映画ライター・福本ジローによる、ハリウッドの大作から日本映画の小品までスポットを当てる新作映画専門批評サイト。

ブライズメイズ 史上最悪のウェディングプラン

otello2012-05-04

ブライズメイズ 史上最悪のウェディングプラン Bridesmaids

オススメ度 ★★
監督 ポール・フェイグ
出演 クリステン・ウィグ/マーヤ・ルドルフ/ローズ・バーン/ウェンディ・マクレンドン=コービー/エミリー・ケンパー/メリッサ・マッカーシー/クリス・オダウド
ナンバー 110
批評 ネタばれ注意! 結末に触れています

コメディとは、シチュエーションにリアリティがありディテールに共感できてこそ心をくすぐるのだが、この作品は双方をおざなりにして、エッチ系排泄系入り混じった下ネタとタチの悪い絡み、そして非常識のオンパレードで攻めてくる。まさに人生のどん底、そんな境遇で周囲に迷惑をかけまくることでしか自己の存在を確認できないヒロインのやけっぱちな心情を再現しているのだろう。ところがここまで徹底して波状攻撃を仕掛けられると不快感は突き抜け、今度はどんな“笑えないおバカネタ”が披露されるのかと期待してしまう。どうせなら彼女に同情など寄せず、最後まで大顰蹙キャラで突っ走らせてほしかった。

事業に失敗し恋人にも逃げられたアニーは、親友・リリアンの結婚式での花嫁介添人リーダーを任される。だが、他の介添人は非協力的なジコチュー女ばかり、特にセレブ気取りのヘレンとは事あるごとに意地を張りあい意見が対立する。
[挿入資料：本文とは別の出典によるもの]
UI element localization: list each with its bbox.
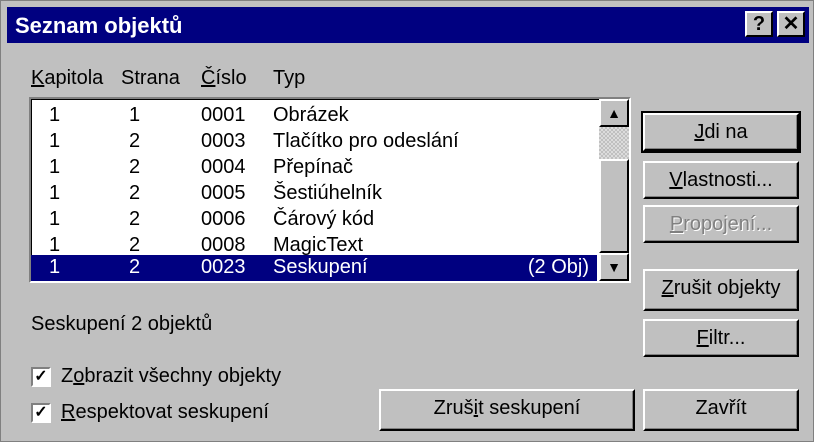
table-row[interactable]: 1 2 0004 Přepínač xyxy=(31,155,597,181)
lbl-rest: espektovat seskupení xyxy=(75,401,269,423)
cell-kapitola: 1 xyxy=(49,156,61,178)
window-title: Seznam objektů xyxy=(15,13,183,38)
cell-strana: 2 xyxy=(129,130,141,152)
cell-kapitola: 1 xyxy=(49,130,61,152)
properties-button[interactable]: Vlastnosti... xyxy=(643,161,799,199)
cell-kapitola: 1 xyxy=(49,256,61,278)
btn-rest: di na xyxy=(704,121,748,143)
scroll-down-button[interactable]: ▼ xyxy=(599,253,629,281)
cell-kapitola: 1 xyxy=(49,234,61,256)
btn-part: Zruš xyxy=(433,397,474,419)
lbl-hotkey: R xyxy=(61,401,76,423)
respect-grouping-label[interactable]: Respektovat seskupení xyxy=(61,401,269,424)
cell-typ: Tlačítko pro odeslání xyxy=(273,130,459,152)
checkmark-icon: ✓ xyxy=(34,368,48,385)
cell-kapitola: 1 xyxy=(49,208,61,230)
cell-cislo: 0004 xyxy=(201,156,246,178)
lbl-rest: brazit všechny objekty xyxy=(84,365,282,387)
cell-cislo: 0005 xyxy=(201,182,246,204)
cell-strana: 2 xyxy=(129,234,141,256)
cell-strana: 2 xyxy=(129,156,141,178)
respect-grouping-checkbox[interactable]: ✓ xyxy=(31,403,51,423)
title-bar[interactable]: Seznam objektů ? ✕ xyxy=(7,7,809,43)
table-row[interactable]: 1 2 0006 Čárový kód xyxy=(31,207,597,233)
show-all-label[interactable]: Zobrazit všechny objekty xyxy=(61,365,281,388)
group-status-text: Seskupení 2 objektů xyxy=(31,313,213,335)
cell-typ: Čárový kód xyxy=(273,208,375,230)
col-rest: íslo xyxy=(215,67,247,89)
arrow-up-icon: ▲ xyxy=(607,105,621,121)
btn-hotkey: J xyxy=(694,121,705,143)
table-row[interactable]: 1 2 0003 Tlačítko pro odeslání xyxy=(31,129,597,155)
cell-typ: Šestiúhelník xyxy=(273,182,382,204)
btn-rest: ropojení... xyxy=(683,213,773,235)
btn-rest: rušit objekty xyxy=(673,277,781,299)
links-button[interactable]: Propojení... xyxy=(643,205,799,243)
vertical-scrollbar[interactable]: ▲ ▼ xyxy=(599,99,629,281)
scroll-up-button[interactable]: ▲ xyxy=(599,99,629,127)
cell-strana: 2 xyxy=(129,182,141,204)
cell-typ: Obrázek xyxy=(273,104,349,126)
column-header-kapitola[interactable]: Kapitola xyxy=(31,67,103,90)
btn-rest: t seskupení xyxy=(478,397,581,419)
col-rest: apitola xyxy=(44,67,104,89)
column-header-strana[interactable]: Strana xyxy=(121,67,180,90)
cell-typ: Přepínač xyxy=(273,156,354,178)
btn-hotkey: V xyxy=(669,169,683,191)
table-row[interactable]: 1 2 0005 Šestiúhelník xyxy=(31,181,597,207)
cell-cislo: 0001 xyxy=(201,104,246,126)
cell-typ: MagicText xyxy=(273,234,364,256)
go-to-button[interactable]: Jdi na xyxy=(641,111,801,153)
show-all-checkbox[interactable]: ✓ xyxy=(31,367,51,387)
col-hotkey: K xyxy=(31,67,45,89)
btn-hotkey: P xyxy=(669,213,684,235)
lbl-hotkey: o xyxy=(73,365,85,387)
cell-kapitola: 1 xyxy=(49,182,61,204)
btn-rest: iltr... xyxy=(708,327,746,349)
column-header-typ[interactable]: Typ xyxy=(273,67,305,90)
checkmark-icon: ✓ xyxy=(34,404,48,421)
btn-hotkey: F xyxy=(696,327,709,349)
help-button[interactable]: ? xyxy=(745,11,773,37)
table-row-selected[interactable]: 1 2 0023 Seskupení (2 Obj) xyxy=(31,255,597,281)
cell-cislo: 0008 xyxy=(201,234,246,256)
close-button[interactable]: ✕ xyxy=(777,11,805,37)
table-row[interactable]: 1 1 0001 Obrázek xyxy=(31,103,597,129)
cell-strana: 2 xyxy=(129,256,141,278)
column-header-cislo[interactable]: Číslo xyxy=(201,67,247,90)
cell-cislo: 0023 xyxy=(201,256,246,278)
cell-strana: 2 xyxy=(129,208,141,230)
arrow-down-icon: ▼ xyxy=(607,259,621,275)
object-list-dialog: Seznam objektů ? ✕ Kapitola Strana Číslo… xyxy=(0,0,814,442)
btn-hotkey: Z xyxy=(661,277,674,299)
cell-typ: Seskupení xyxy=(273,256,368,278)
cell-strana: 1 xyxy=(129,104,141,126)
delete-objects-button[interactable]: Zrušit objekty xyxy=(643,269,799,311)
cell-cislo: 0006 xyxy=(201,208,246,230)
close-dialog-button[interactable]: Zavřít xyxy=(643,389,799,431)
filter-button[interactable]: Filtr... xyxy=(643,319,799,357)
btn-rest: lastnosti... xyxy=(682,169,773,191)
cell-cislo: 0003 xyxy=(201,130,246,152)
lbl-part: Z xyxy=(61,365,74,387)
ungroup-button[interactable]: Zrušit seskupení xyxy=(379,389,635,431)
col-hotkey: Č xyxy=(201,67,216,89)
object-list[interactable]: 1 1 0001 Obrázek 1 2 0003 Tlačítko pro o… xyxy=(29,97,631,283)
scroll-thumb[interactable] xyxy=(599,159,629,253)
cell-kapitola: 1 xyxy=(49,104,61,126)
cell-object-count: (2 Obj) xyxy=(527,256,589,278)
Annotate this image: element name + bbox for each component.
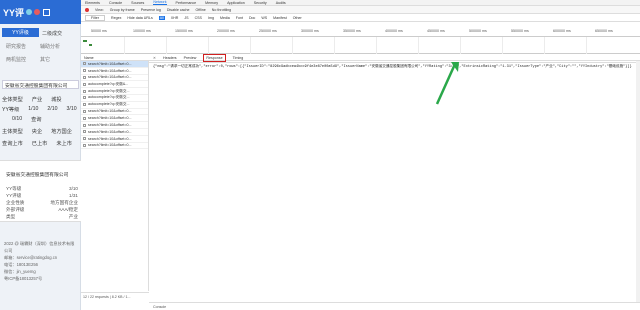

負け犬なのに負けを認めず、己の置かれた立場を客観的に見られずに悪い出来事はすべて周りのせいにしてしまうアニー。むしろ自分で自分を不幸の蟻地獄に突き落とすのを楽しんでいるようでもある。彼女を唯一理解しようとしてくれた警官・ローズの心遣いまで踏みにじってフラれてしまう。空気を読まず他人の気持ちを慮れず短慮な行動に走り、更なる自己嫌悪に陥る悪循環。結局、経験からまったく学ばないこのバカ女はいったい何をどうしたかったのか。

◆ネタばれ注意! 以下 結末に触れています◆

一応アニーは30代の設定になっているが、40に手が届こうとしているはず。濃いめのアイメークで目尻の衰えはカバーしているものの、時折見せる口元に刻まれた深い皺と首から胸元にかけてのたるみは隠しきれない。それでもまだ性欲だけは旺盛で“女”のフェロモンを出しまくっている。その、見苦しいほど悪あがきしている姿だけがアニーという中年女の真実を物語っていた。。。